Yes, however, sometimes you get the choice of BBU cache with hardware RAID but not more spindles you see and if the i/o is bursty then it is likely that adding extra spindles will not match RAM speeds. As for swap, I then to tune things such that swap is never in use (at least not constantly)


Besides I do not believe the PERC 5IR has BBU cache, that
controller is really only meant as a simple RAID1 controller for
the OS.
Dell certainly has a BBU cache option, not sure if OP's Poweredge box has that option.

Oh yes, the PERC 5e is very good, I have a couple here and they really
do pull in impressive numbers even with only 256MB write-back, I of
course use these with the MD1000 enclosures though.

:-)

I must admit that my viewpoint is a bit eskewed by mostly having to manage mail servers with two disk cases only.


If you use HW RAID you will need to install the manufacturer's
software for monitoring it for a hard disk failure.
Yes, likely a negative but with Dell supporting Linux maybe not so.

Ah, well a lot of these are Java apps for cross-platform compatibility
and some times the JavaVMs leak memory... so definitely YMMV.

Ick! Have not had to touch one of these yet. But then the Compaq DL380 did not have Linux 2.6 compatible monitoring software so I did without...


If you wanted to add additional storage, say a SAS/SATA enclosure
of 15 disks, then I would definitely invest in a HW RAID card for
that!

Depends :-D. How many hardware RAID cards offer 1GB of cache?

Not many I can tell you that, but then again a well implemented
write-back cache doesn't need a huge amount of memory to be effective.

I don't know...if the amount of i/o is enough to swamp the write-back cache, then software raid is probably going to be a better choice.
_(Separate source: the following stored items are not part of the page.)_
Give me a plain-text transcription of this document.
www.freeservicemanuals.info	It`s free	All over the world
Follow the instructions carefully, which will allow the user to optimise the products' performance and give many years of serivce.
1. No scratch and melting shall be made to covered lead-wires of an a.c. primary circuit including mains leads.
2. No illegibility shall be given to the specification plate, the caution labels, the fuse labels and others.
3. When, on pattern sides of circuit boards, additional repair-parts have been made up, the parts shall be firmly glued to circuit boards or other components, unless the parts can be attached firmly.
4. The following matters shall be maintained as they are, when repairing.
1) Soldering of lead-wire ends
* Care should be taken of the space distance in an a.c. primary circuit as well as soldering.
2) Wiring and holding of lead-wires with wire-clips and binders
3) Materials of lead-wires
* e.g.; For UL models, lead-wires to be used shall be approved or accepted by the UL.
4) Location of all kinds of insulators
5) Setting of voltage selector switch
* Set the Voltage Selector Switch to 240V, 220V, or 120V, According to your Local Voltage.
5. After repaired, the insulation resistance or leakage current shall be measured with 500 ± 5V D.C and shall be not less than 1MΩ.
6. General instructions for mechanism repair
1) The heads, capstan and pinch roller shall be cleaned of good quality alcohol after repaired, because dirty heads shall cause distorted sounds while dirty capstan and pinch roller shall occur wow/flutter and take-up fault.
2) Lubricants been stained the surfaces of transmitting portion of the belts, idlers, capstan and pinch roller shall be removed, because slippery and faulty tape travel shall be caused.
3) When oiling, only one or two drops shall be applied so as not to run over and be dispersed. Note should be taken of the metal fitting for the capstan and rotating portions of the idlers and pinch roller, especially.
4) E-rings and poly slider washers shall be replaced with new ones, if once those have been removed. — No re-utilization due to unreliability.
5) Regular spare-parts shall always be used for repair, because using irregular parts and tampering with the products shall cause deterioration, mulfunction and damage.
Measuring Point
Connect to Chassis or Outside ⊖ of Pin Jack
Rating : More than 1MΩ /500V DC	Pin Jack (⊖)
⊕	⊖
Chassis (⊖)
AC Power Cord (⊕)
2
This is the only reason why 3ware 750x and 3ware 850x boards sucked for RAID5 performance. They were powerful enough processor wise for normal conditions but they had no write-back cache and so software raid would make them lick the dust. Come degraded mode and those boards will cry and you will too. I don't know about the 955x series in degraded mode though but a 10 disk RAID5 array in normal mode with write-back cache of 128MB was pretty decent as a mail queue.